What does poverty look like in the United States?
“Life inside an ‘American-made’ tragedy”
Accelerated by the pandemic, there are uniquely underlying reasons for the growing population of ‘working homeless’ in the United States that starts with inadequate health care. Somehow we have normalized a type of poverty that doesn’t exist in most other countries, including Canada.

January 10, 2021

By: Henry Broeska

Aidan Rosenkoetter seems to have it all. On the outside he’s the handsome all-American boy, the kind mothers dream their daughters will bring home to dinner. He’s now a senior at prestigious 
Ladue Horton Watkins High School in St. Louis, recently named the top ‘non-selective’ high school in Missouri. He’s been a driven self-starter his whole life and has become an ‘A’ student — even through online pandemic school. A former state football champion, he’s been called a ‘natural leader’ by his coach. It would seem that Aidan’s future couldn’t look much brighter as he reaches college age.s

Yes, Aidan is everything a 17-year-old All-American student should be — with one exception. He’s poverty-stricken. Instead of applying to college and looking over scholarship offers with his parents, Aidan’s life has become a monotonous blur of drudgery and suffering, both physical and mental. Here in the heartland of the wealthiest country in the world, what we find unfolding instead is the ‘all-American tragedy.’ And it’s a tale that’s becoming all too common.

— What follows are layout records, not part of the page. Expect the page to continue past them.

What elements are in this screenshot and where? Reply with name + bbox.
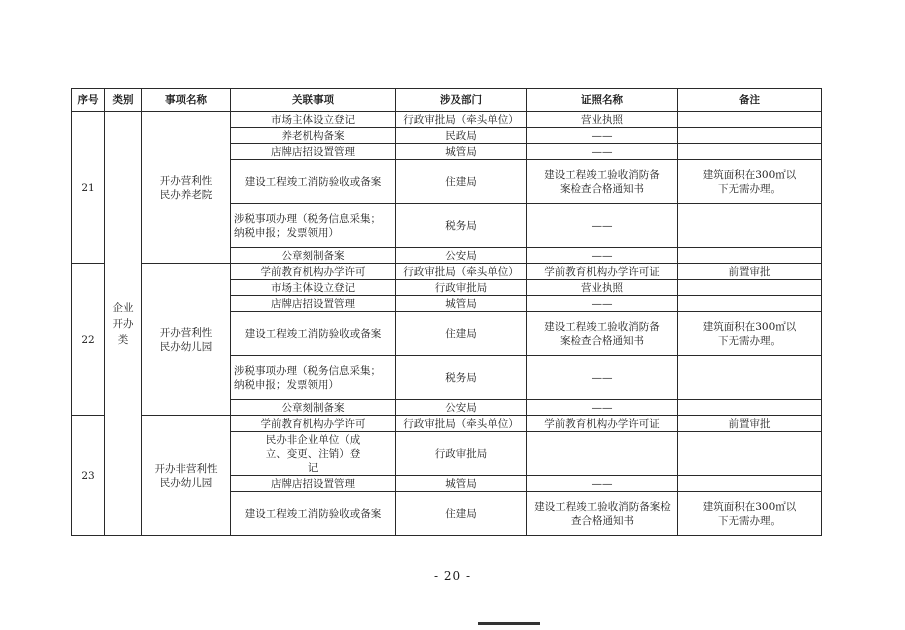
scan-artifact-line: [478, 622, 540, 625]
note-text: 建筑面积在300㎡以下无需办理。: [702, 500, 797, 527]
license: 学前教育机构办学许可证: [527, 416, 678, 432]
related-item: [231, 432, 396, 476]
department: 行政审批局（牵头单位）: [396, 112, 527, 128]
note: 前置审批: [678, 264, 822, 280]
license: ——: [527, 296, 678, 312]
item-name: [142, 264, 231, 416]
license: ——: [527, 356, 678, 400]
related-item: 公章刻制备案: [231, 400, 396, 416]
license: ——: [527, 204, 678, 248]
note: [678, 280, 822, 296]
related-item: 学前教育机构办学许可: [231, 264, 396, 280]
related-item: [231, 356, 396, 400]
department: 税务局: [396, 204, 527, 248]
license: ——: [527, 400, 678, 416]
department: 公安局: [396, 248, 527, 264]
related-item: 店牌店招设置管理: [231, 144, 396, 160]
department: 住建局: [396, 492, 527, 536]
related-item-text: 涉税事项办理（税务信息采集；纳税申报；发票领用）: [234, 364, 381, 391]
note: [678, 432, 822, 476]
license: [527, 312, 678, 356]
table-row: [72, 264, 822, 280]
header-no: 序号: [72, 89, 105, 112]
license: [527, 432, 678, 476]
related-item: 市场主体设立登记: [231, 280, 396, 296]
related-item: 公章刻制备案: [231, 248, 396, 264]
note: [678, 204, 822, 248]
table-header-row: [72, 89, 822, 112]
license: 学前教育机构办学许可证: [527, 264, 678, 280]
row-number: 23: [72, 416, 105, 536]
department: 行政审批局（牵头单位）: [396, 264, 527, 280]
department: 城管局: [396, 296, 527, 312]
related-item: 建设工程竣工消防验收或备案: [231, 160, 396, 204]
license-text: 建设工程竣工验收消防备案检查合格通知书: [544, 320, 660, 347]
note: [678, 296, 822, 312]
note: [678, 492, 822, 536]
note-text: 建筑面积在300㎡以下无需办理。: [702, 320, 797, 347]
item-name: [142, 112, 231, 264]
service-items-table: [71, 88, 822, 536]
license-text: 建设工程竣工验收消防备案检查合格通知书: [544, 168, 660, 195]
table-row: [72, 112, 822, 128]
department: 税务局: [396, 356, 527, 400]
header-department: 涉及部门: [396, 89, 527, 112]
header-license: 证照名称: [527, 89, 678, 112]
department: 行政审批局: [396, 280, 527, 296]
department: 城管局: [396, 144, 527, 160]
item-name-label: 开办非营利性民办幼儿园: [154, 462, 218, 489]
license: ——: [527, 476, 678, 492]
related-item: 建设工程竣工消防验收或备案: [231, 312, 396, 356]
header-item-name: 事项名称: [142, 89, 231, 112]
item-name: [142, 416, 231, 536]
license: 营业执照: [527, 280, 678, 296]
note: [678, 476, 822, 492]
department: 住建局: [396, 312, 527, 356]
license: 营业执照: [527, 112, 678, 128]
license: [527, 492, 678, 536]
related-item: 店牌店招设置管理: [231, 296, 396, 312]
note-text: 建筑面积在300㎡以下无需办理。: [702, 168, 797, 195]
related-item: 市场主体设立登记: [231, 112, 396, 128]
department: 行政审批局（牵头单位）: [396, 416, 527, 432]
category-cell: [105, 112, 142, 536]
license: ——: [527, 128, 678, 144]
page-number: - 20 -: [433, 569, 471, 583]
department: 民政局: [396, 128, 527, 144]
related-item: 养老机构备案: [231, 128, 396, 144]
related-item: 店牌店招设置管理: [231, 476, 396, 492]
license: [527, 160, 678, 204]
department: 公安局: [396, 400, 527, 416]
header-note: 备注: [678, 89, 822, 112]
license: ——: [527, 144, 678, 160]
document-sheet: [71, 88, 821, 536]
related-item-text: 涉税事项办理（税务信息采集；纳税申报；发票领用）: [234, 212, 381, 239]
department: 住建局: [396, 160, 527, 204]
row-number: 21: [72, 112, 105, 264]
related-item: 建设工程竣工消防验收或备案: [231, 492, 396, 536]
department: 城管局: [396, 476, 527, 492]
license-text: 建设工程竣工验收消防备案检查合格通知书: [534, 500, 671, 527]
related-item: [231, 204, 396, 248]
category-label: 企业开办类: [112, 301, 134, 346]
item-name-label: 开办营利性民办幼儿园: [159, 326, 213, 353]
note: [678, 356, 822, 400]
department: 行政审批局: [396, 432, 527, 476]
note: 前置审批: [678, 416, 822, 432]
item-name-label: 开办营利性民办养老院: [159, 174, 213, 201]
table-row: [72, 416, 822, 432]
note: [678, 248, 822, 264]
note: [678, 128, 822, 144]
license: ——: [527, 248, 678, 264]
note: [678, 160, 822, 204]
note: [678, 400, 822, 416]
note: [678, 112, 822, 128]
note: [678, 144, 822, 160]
related-item: 学前教育机构办学许可: [231, 416, 396, 432]
note: [678, 312, 822, 356]
header-category: 类别: [105, 89, 142, 112]
header-related-item: 关联事项: [231, 89, 396, 112]
row-number: 22: [72, 264, 105, 416]
related-item-text: 民办非企业单位（成立、变更、注销）登记: [265, 433, 361, 474]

Aidan works an average of fifty hours a week at a McDonald’s restaurant. He pulls mostly overnight shifts before logging onto his classes — until he has to go to work again in an unchanging cycle of tedium. There’s no time to do the fun things that kids his age are supposed to do. He grabs minutes of sleep where he can, sometimes propped up in a chair. On payday he hands half of his paycheck over to his mom to help pay the family bills.